What a difference 120 years can make when you don’t cut down all the trees.
Our historic image was taken around 1885 by Gilbert Horton, Snohomish’s resident pioneer photographer who we introduced to you last month with his image of the intersection at Second Street and Avenue D.
This month’s photograph is mounted on cream-colored cardboard with the hand-written notation at the bottom, Downtown Snohomish, 1882, and At the Foot of Maple Avenue. On the reverse is a stamped impression of elaborate typography that reads, “Palace Floating Gallery, Horton & Lewis, Proprietors, Puget Sound, Instantaneous Portraits and Landscapes.”
According to newspaper accounts at the time, it has been established that Gilbert Horton operated the photo studio on a barge between the years 1884 and 1888. Of course, he could have taken the image earlier, although we are not certain when Horton first arrived in Snohomish; but then didn’t get around to mounting it until he owned the Floating Gallery and had the fancy studio stamp made. Solving these little puzzles is the fun of historical research.

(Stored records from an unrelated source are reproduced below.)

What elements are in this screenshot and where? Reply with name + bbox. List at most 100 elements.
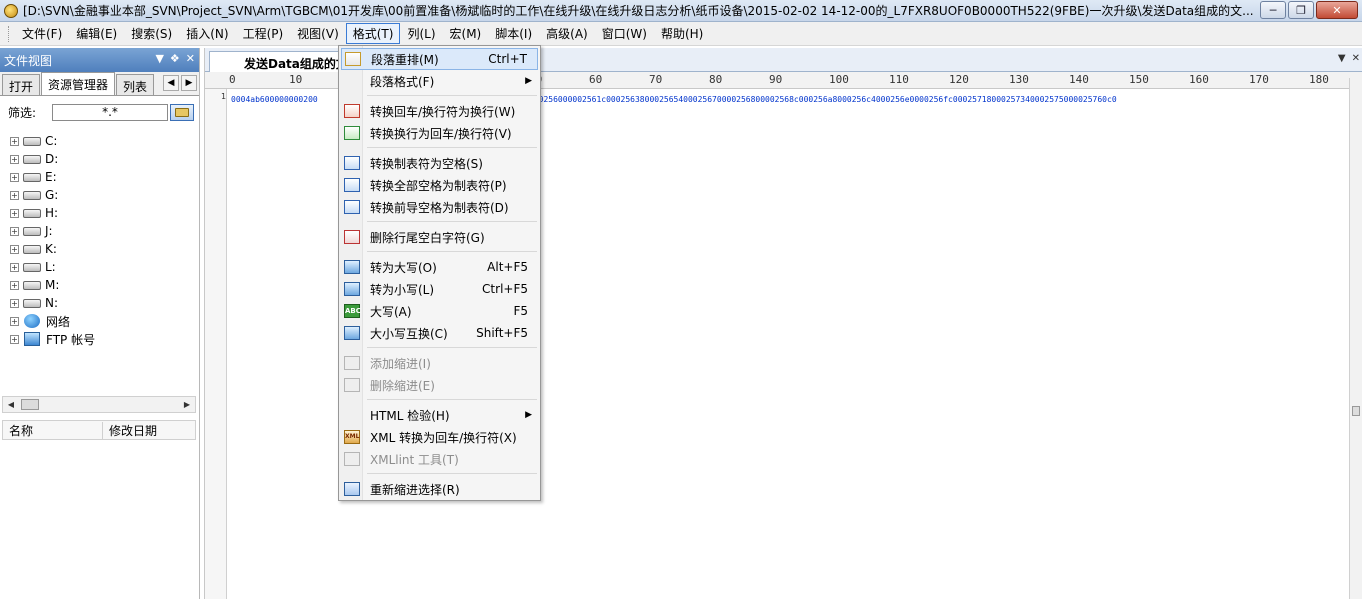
format-menu-item-13[interactable]: 转为小写(L) Ctrl+F5: [341, 278, 538, 300]
tree-item[interactable]: + D:: [0, 150, 199, 168]
tree-item[interactable]: + J:: [0, 222, 199, 240]
tree-item[interactable]: + M:: [0, 276, 199, 294]
panel-tab-2[interactable]: 列表: [116, 74, 155, 95]
app-icon: [4, 3, 18, 18]
remove-indent-icon: [344, 378, 360, 392]
expand-icon[interactable]: +: [10, 226, 19, 236]
space-to-tab-icon: [344, 178, 360, 192]
expand-icon[interactable]: +: [10, 316, 19, 326]
format-menu-item-21[interactable]: XML XML 转换为回车/换行符(X): [341, 426, 538, 448]
close-button[interactable]: ✕: [1316, 1, 1358, 19]
pin-icon[interactable]: ❖: [170, 52, 180, 65]
menu-9[interactable]: 脚本(I): [488, 23, 539, 44]
line-number-gutter: 1: [205, 89, 227, 599]
format-menu-label: XMLlint 工具(T): [370, 452, 459, 467]
network-icon: [24, 314, 40, 328]
menu-10[interactable]: 高级(A): [539, 23, 595, 44]
format-menu-item-10[interactable]: 删除行尾空白字符(G): [341, 226, 538, 248]
scroll-thumb[interactable]: [21, 399, 39, 410]
menu-4[interactable]: 工程(P): [236, 23, 291, 44]
format-menu-item-8[interactable]: 转换前导空格为制表符(D): [341, 196, 538, 218]
menu-0[interactable]: 文件(F): [15, 23, 69, 44]
minimize-button[interactable]: ─: [1260, 1, 1286, 19]
ruler-label: 70: [649, 73, 663, 86]
tree-item[interactable]: + G:: [0, 186, 199, 204]
filter-label: 筛选:: [8, 105, 37, 120]
expand-icon[interactable]: +: [10, 190, 19, 200]
menu-7[interactable]: 列(L): [400, 23, 442, 44]
tree-item[interactable]: + L:: [0, 258, 199, 276]
column-header-date[interactable]: 修改日期: [103, 422, 157, 439]
expand-icon[interactable]: +: [10, 334, 19, 344]
horizontal-scrollbar[interactable]: ◀ ▶: [2, 396, 196, 413]
vertical-scrollbar[interactable]: [1349, 78, 1362, 599]
expand-icon[interactable]: +: [10, 280, 19, 290]
format-menu-item-4[interactable]: 转换换行为回车/换行符(V): [341, 122, 538, 144]
format-menu-item-24[interactable]: 重新缩进选择(R): [341, 478, 538, 500]
menu-6[interactable]: 格式(T): [345, 23, 401, 44]
submenu-arrow-icon: ▶: [525, 76, 532, 86]
expand-icon[interactable]: +: [10, 172, 19, 182]
uppercase-icon: [344, 260, 360, 274]
format-menu-item-15[interactable]: 大小写互换(C) Shift+F5: [341, 322, 538, 344]
tab-list-icon[interactable]: ▼: [1338, 53, 1346, 64]
scroll-left-icon[interactable]: ◀: [3, 400, 19, 409]
menu-12[interactable]: 帮助(H): [654, 23, 710, 44]
tree-item[interactable]: + 网络: [0, 312, 199, 330]
format-menu-item-3[interactable]: 转换回车/换行符为换行(W): [341, 100, 538, 122]
tab-scroll-right-button[interactable]: ▶: [181, 75, 197, 91]
expand-icon[interactable]: +: [10, 154, 19, 164]
format-menu-item-0[interactable]: 段落重排(M) Ctrl+T: [341, 48, 538, 70]
format-menu-item-6[interactable]: 转换制表符为空格(S): [341, 152, 538, 174]
format-menu-label: 添加缩进(I): [370, 356, 431, 371]
expand-icon[interactable]: +: [10, 298, 19, 308]
close-icon[interactable]: ✕: [186, 52, 195, 65]
tree-item-label: C:: [45, 134, 58, 148]
panel-tab-0[interactable]: 打开: [2, 74, 41, 95]
format-menu-item-22: XMLlint 工具(T): [341, 448, 538, 470]
tree-item[interactable]: + FTP 帐号: [0, 330, 199, 348]
tree-item[interactable]: + H:: [0, 204, 199, 222]
paragraph-reflow-icon: [345, 52, 361, 66]
tree-item-label: H:: [45, 206, 59, 220]
menu-1[interactable]: 编辑(E): [69, 23, 124, 44]
format-menu-item-1[interactable]: 段落格式(F) ▶: [341, 70, 538, 92]
trim-trailing-icon: [344, 230, 360, 244]
tab-scroll-left-button[interactable]: ◀: [163, 75, 179, 91]
tree-item[interactable]: + N:: [0, 294, 199, 312]
menu-5[interactable]: 视图(V): [290, 23, 346, 44]
tree-item[interactable]: + K:: [0, 240, 199, 258]
filter-input[interactable]: *.*: [52, 103, 168, 121]
scroll-right-icon[interactable]: ▶: [179, 400, 195, 409]
close-tab-icon[interactable]: ✕: [1352, 53, 1360, 64]
reindent-icon: [344, 482, 360, 496]
chevron-down-icon[interactable]: ▼: [155, 52, 163, 65]
expand-icon[interactable]: +: [10, 136, 19, 146]
network-drive-icon: [23, 208, 41, 218]
document-tab[interactable]: 发送Data组成的文: [209, 51, 357, 72]
expand-icon[interactable]: +: [10, 244, 19, 254]
filter-browse-button[interactable]: [170, 103, 194, 121]
expand-icon[interactable]: +: [10, 208, 19, 218]
restore-button[interactable]: ❐: [1288, 1, 1314, 19]
format-menu-item-7[interactable]: 转换全部空格为制表符(P): [341, 174, 538, 196]
expand-icon[interactable]: +: [10, 262, 19, 272]
panel-tab-1[interactable]: 资源管理器: [41, 72, 116, 95]
format-menu-item-20[interactable]: HTML 检验(H) ▶: [341, 404, 538, 426]
tree-item[interactable]: + E:: [0, 168, 199, 186]
drive-icon: [23, 172, 41, 182]
menu-bar: 文件(F) 编辑(E) 搜索(S) 插入(N) 工程(P) 视图(V) 格式(T) 列(L) 宏…: [0, 22, 1362, 46]
column-header-name[interactable]: 名称: [3, 421, 103, 439]
menu-2[interactable]: 搜索(S): [124, 23, 179, 44]
format-menu-label: XML 转换为回车/换行符(X): [370, 430, 517, 445]
format-menu-label: 删除缩进(E): [370, 378, 435, 393]
tree-item[interactable]: + C:: [0, 132, 199, 150]
xmllint-icon: [344, 452, 360, 466]
menu-8[interactable]: 宏(M): [443, 23, 489, 44]
vertical-scroll-thumb[interactable]: [1352, 406, 1360, 416]
format-menu-item-14[interactable]: ABC 大写(A) F5: [341, 300, 538, 322]
menu-3[interactable]: 插入(N): [179, 23, 235, 44]
menu-11[interactable]: 窗口(W): [595, 23, 654, 44]
format-menu-item-12[interactable]: 转为大写(O) Alt+F5: [341, 256, 538, 278]
ruler-label: 60: [589, 73, 603, 86]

Since all of “downtown Snohomish” was built of wood, none of the structures pictured are still standing. We need to remember that nearly everything, as well as, everybody, arrived by the river in early Snohomish and that the riverside buildings were primary warehouses, built quickly to handle the ever-increasing supplies required to support the rapid growth of our young city.
In those busy times, it would have been impossible to imagine a leisurely walk on a sun-dappled path alongside the river, beneath the tall, gently swaying Cottonwoods, and that only peek-a-boo views of downtown Snohomish and the river would be available from the foot of Maple Avenue.
Published in the Snohomish County Tribune, July 18, 2007.